1. En la puerta del Ryad, un hilo de agua servida pasa
por debajo de una tabla dispuesta a sostener nuestro primer pié en la medina.
En la esquina, si a esa vuelta que pega el muro cerrado podemos llamarla
esquina, pasa un burro cargado de materiales bosteando indiferente. Bajando
hacia el mercado, pasamos por una plaza donde tres personas labran una puerta
enorme. La madera quemándose no nos transporta a un asado sino a esos rituales
de palo santo que hacia Gisela en la casa. Continuamos por una sendero que pasa
por debajo de una casa, una de las puertas está abierta y se ve, en el umbral,
una arpillera con diez doce patas de vaca. Saliendo del pasaje, una nueva plaza
contiene otros diez trabajadores martillando cerámicos y yesería. El polvo
vuela e invade los pulmones.
Finalmente, el zoco, y las especies, casi sinónimos.
Canela, cúrcuma, jengibre y cilantro. El dominante comino que todo lo invade.
La menta, olivas, pimentones, azafranes. Pilas de dátiles, orejones, pasas,
pistachos. Pimientas de todos los colores. Colores tan furiosos que parecen
falsos. Colores tan penetrantes que enamoran y repelen.
Y al lado, sobre un exhibidor de vidrio en el que
diversas bandejas contienen carnes indescifrables, una cabeza de vaca y tres
jaulas de gallinas que, dentro y fuera de ellas, se encargan de cagar todo el
sector. Y al lado sobre el piso se apilan columnas de tajines y cerámicas del
uso. Y al lado, de otra carnicería, salen vahos de carnes asadas. Y en la
puerta sobre unas brasas y una improvisada parrilla de alambre dos mujeres
sentadas en el piso asan un pan de pita.
Y llegando ya al punto de saturación odorífera de la
medina, entramos al barrio de los teñidores, quienes, con una técnica natural
basada en el uso de excremento de gallinas, curten los cueros en un damero de
piletones.
Abrumados, casi desconcertados, con un hastío
hipnótico, nos sentamos en un bar. Prestos nos acercan un pequeño vasito
decorado repleto de menta. Los olores no se detienen.

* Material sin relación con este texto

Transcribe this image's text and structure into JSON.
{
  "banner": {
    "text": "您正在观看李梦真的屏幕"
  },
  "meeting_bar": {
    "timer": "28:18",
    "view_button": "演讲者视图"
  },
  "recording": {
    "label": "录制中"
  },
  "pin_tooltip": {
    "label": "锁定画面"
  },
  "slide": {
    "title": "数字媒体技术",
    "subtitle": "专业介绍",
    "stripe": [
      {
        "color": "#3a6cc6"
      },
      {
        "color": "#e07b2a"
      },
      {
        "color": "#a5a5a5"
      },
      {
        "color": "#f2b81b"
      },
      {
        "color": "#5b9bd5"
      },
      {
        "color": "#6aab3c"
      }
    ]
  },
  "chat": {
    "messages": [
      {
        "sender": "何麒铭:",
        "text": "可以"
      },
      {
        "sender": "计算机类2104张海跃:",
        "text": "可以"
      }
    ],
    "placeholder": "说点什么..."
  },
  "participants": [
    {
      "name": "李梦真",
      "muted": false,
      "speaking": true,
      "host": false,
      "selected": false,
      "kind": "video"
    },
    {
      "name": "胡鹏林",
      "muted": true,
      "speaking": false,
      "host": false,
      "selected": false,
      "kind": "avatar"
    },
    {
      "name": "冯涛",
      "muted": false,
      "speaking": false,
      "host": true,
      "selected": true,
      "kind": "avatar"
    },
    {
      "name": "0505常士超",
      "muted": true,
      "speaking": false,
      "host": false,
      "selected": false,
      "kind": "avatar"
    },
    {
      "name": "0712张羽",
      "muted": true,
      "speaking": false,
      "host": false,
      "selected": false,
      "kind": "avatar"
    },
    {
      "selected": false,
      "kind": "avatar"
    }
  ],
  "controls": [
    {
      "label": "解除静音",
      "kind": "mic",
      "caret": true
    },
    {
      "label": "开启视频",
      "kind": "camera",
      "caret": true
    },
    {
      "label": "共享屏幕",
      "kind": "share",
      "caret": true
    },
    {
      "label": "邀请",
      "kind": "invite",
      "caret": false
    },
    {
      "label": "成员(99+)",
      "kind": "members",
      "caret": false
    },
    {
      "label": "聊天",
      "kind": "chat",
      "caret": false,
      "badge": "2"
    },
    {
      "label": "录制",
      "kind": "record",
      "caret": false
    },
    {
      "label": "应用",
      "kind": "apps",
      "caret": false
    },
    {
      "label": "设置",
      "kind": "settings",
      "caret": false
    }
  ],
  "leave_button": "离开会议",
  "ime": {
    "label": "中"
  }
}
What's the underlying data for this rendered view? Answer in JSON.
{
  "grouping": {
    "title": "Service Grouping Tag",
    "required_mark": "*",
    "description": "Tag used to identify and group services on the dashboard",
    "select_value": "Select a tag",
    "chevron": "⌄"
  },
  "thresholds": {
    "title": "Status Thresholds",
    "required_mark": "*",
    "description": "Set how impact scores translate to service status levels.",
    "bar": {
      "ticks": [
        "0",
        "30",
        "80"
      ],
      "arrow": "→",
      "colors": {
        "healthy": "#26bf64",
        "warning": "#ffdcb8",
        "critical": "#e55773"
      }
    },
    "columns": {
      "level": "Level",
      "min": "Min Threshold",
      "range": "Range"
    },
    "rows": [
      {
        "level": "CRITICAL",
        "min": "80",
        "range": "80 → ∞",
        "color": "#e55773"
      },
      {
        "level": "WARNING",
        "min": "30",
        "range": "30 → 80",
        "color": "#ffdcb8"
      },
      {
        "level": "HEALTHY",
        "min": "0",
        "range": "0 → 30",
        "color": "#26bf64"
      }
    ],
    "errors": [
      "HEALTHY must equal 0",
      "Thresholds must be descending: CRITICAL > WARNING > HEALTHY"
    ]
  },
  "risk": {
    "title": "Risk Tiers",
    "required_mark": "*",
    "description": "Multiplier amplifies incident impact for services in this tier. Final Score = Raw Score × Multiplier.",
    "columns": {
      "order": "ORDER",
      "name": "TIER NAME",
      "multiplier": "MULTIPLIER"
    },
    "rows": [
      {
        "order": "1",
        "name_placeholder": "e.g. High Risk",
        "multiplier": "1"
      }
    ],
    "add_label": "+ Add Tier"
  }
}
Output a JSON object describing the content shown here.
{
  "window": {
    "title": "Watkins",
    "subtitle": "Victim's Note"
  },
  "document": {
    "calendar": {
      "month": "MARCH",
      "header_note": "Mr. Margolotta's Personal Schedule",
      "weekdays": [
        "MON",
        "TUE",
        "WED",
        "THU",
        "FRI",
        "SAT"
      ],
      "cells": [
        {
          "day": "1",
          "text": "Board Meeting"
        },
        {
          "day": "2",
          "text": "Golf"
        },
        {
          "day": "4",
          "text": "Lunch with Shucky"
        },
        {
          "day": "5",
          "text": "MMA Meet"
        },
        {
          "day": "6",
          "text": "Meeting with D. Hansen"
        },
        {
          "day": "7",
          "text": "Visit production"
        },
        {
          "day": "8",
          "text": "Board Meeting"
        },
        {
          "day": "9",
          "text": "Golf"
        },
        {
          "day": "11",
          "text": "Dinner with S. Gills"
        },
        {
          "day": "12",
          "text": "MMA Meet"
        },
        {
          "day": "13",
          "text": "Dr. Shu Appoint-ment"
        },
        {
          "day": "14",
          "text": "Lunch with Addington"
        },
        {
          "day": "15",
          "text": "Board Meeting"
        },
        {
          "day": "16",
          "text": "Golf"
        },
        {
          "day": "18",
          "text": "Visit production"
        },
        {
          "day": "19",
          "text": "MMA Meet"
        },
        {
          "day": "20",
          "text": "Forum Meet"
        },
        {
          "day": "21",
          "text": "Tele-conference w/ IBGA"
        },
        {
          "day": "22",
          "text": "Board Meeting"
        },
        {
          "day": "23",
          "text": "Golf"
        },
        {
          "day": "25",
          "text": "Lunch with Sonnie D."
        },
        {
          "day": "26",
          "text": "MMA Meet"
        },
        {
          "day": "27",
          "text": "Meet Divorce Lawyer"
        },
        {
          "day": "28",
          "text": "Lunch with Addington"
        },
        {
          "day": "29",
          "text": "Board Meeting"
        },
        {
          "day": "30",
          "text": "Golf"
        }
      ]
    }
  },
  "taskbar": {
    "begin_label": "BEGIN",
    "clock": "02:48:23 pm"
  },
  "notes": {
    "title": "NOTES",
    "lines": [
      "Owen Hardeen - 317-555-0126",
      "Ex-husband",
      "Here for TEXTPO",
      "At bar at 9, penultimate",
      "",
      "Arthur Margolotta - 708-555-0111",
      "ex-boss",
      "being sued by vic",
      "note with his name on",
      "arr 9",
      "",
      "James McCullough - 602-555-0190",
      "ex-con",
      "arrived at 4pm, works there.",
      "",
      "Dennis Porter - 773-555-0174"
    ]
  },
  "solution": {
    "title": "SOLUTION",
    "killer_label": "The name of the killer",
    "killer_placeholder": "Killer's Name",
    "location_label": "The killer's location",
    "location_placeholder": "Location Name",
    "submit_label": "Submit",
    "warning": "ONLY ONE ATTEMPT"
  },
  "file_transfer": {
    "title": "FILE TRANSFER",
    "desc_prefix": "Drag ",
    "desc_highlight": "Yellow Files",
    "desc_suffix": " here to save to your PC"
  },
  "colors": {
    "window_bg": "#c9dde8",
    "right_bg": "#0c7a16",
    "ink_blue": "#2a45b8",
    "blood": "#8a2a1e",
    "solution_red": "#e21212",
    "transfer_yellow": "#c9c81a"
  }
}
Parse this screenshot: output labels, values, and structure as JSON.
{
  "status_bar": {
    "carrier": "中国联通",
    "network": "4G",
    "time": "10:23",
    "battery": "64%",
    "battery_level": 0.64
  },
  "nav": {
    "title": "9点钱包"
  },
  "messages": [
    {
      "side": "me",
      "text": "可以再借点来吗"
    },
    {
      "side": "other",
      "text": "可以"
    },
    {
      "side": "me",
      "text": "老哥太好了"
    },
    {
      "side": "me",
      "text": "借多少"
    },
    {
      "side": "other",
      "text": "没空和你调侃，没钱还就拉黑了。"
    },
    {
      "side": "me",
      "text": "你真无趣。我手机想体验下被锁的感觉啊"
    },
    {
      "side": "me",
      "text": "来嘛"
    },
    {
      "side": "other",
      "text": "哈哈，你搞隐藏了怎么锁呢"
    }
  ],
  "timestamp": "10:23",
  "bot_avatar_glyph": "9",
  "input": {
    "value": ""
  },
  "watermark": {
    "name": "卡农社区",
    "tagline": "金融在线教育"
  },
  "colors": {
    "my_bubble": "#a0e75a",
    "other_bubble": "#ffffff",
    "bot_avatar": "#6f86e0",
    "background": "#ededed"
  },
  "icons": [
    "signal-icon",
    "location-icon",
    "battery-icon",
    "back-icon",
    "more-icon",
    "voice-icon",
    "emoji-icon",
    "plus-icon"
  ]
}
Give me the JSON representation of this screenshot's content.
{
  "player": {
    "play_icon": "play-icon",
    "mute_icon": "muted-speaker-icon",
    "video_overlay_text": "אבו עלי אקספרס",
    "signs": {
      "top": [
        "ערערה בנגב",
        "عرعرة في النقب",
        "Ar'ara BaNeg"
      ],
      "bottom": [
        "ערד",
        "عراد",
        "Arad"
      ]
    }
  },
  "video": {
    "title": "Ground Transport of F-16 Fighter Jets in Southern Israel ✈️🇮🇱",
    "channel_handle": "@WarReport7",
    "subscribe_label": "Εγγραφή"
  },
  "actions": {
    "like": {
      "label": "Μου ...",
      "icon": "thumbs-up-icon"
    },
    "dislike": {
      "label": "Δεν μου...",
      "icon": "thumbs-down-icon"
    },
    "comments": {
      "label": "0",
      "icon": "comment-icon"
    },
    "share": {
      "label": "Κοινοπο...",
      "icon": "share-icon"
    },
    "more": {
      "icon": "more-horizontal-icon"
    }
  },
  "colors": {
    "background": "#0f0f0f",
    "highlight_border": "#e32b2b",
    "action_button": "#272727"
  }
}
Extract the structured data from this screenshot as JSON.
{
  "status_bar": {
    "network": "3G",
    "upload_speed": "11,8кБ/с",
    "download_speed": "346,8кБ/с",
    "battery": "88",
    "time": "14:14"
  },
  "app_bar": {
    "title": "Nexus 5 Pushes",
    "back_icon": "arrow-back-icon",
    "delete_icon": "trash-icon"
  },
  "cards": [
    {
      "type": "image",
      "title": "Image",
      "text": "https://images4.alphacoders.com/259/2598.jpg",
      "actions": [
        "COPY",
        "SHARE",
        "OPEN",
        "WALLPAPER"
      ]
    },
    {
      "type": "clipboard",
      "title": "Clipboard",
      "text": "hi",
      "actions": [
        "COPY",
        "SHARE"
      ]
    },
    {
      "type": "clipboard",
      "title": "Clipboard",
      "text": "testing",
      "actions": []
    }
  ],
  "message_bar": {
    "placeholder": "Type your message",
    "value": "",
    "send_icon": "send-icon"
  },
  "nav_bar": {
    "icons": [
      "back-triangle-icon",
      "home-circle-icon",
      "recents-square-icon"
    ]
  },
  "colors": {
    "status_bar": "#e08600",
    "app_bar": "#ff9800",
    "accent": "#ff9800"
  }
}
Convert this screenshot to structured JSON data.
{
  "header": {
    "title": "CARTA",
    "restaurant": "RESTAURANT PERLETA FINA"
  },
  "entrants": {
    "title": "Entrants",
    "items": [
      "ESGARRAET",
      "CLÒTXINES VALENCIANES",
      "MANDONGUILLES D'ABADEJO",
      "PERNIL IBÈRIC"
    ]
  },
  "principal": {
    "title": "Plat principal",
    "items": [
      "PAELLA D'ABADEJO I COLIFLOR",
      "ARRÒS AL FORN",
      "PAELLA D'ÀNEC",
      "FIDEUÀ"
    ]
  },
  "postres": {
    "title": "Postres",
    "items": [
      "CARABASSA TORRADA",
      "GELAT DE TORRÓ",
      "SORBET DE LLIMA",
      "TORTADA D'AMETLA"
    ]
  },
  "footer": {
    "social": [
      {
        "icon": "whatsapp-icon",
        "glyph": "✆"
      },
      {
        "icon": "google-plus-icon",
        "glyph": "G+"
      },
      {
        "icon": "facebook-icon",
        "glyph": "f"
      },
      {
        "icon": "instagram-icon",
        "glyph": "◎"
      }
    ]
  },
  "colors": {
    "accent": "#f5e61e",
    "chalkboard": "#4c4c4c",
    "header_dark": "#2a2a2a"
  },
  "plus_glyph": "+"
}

2. Simmel decía del sentido del olfato que es el sentido
de la diferencia. La cosas diferentes “huelen mal” o “a gato encerrado”. El
olfato nos distancia socialmente no solo porque, así como no podemos evitar
oír, tampoco podemos evitar oler. El olfato nos distancia especialmente por la
sensación que el olor penetra en nuestro cuerpo. Cuando se huele al otro se
anulan las distancias sociales, el otro entra en mí, provocando un sentimiento
de rechazo indomable.
Quizás esta idea pueda explicar en parte ese extraño
sentir que provocó en mi Fez. Nunca antes una ciudad, cualquiera, me había
tomado de esa forma. Pues no es el rechazo lo que intento describir. Fez es
violenta a su manera. Pero es una violencia que enamora. Un real
estremecimiento que condensa esa ambivalencia entre lo exótico y lo familiar,
lo que atrae y repele.
Quizás esta ambivalencia resida ya no en el olfato
sino en el tacto. Caminar por la medina trae a nuestros pies sensaciones
conocidas que nuestro ojo no confirma. Nos sentimos, frente a esas otras
ciudades europeas de las que veníamos, nuevamente en tierra conocida. Tercer
mundo, si.
3. Caminar la medina es caminar por una villa 31 de
1500 años. Porque al revés que en nuestras ciudades occidentales donde las urbe
fue derramándose en el territorio como mancha de aceite, la medina quedó
atrapada dentro de los muros de la antigua ciudad. Hacinamiento entonces.
Calles estrechas, algunas por las que solo puede pasar una persona, suelos de
tierra. Una vida cotidiana que se sucede, como en un asentamiento, toda en el
espacio público: se come, se trabaja, se juega, se pasa el día en la calle.
Como en la esencia del olor, la ciudad se presenta sin
mediaciones. No hay una puesta en escena. Esta es la gente. Y entonces se
explica uno la mirada curioso de esos rubios platinados de bermuda y chomba que
miran curiosos. Y uno también cultiva esa mirada de lo exótico. Pero por
momentos también me siento un poco sueco en cancha de boca. Donde lo
“autentico” se expresa en toda su dimensión: como un eufemismo de la pobreza.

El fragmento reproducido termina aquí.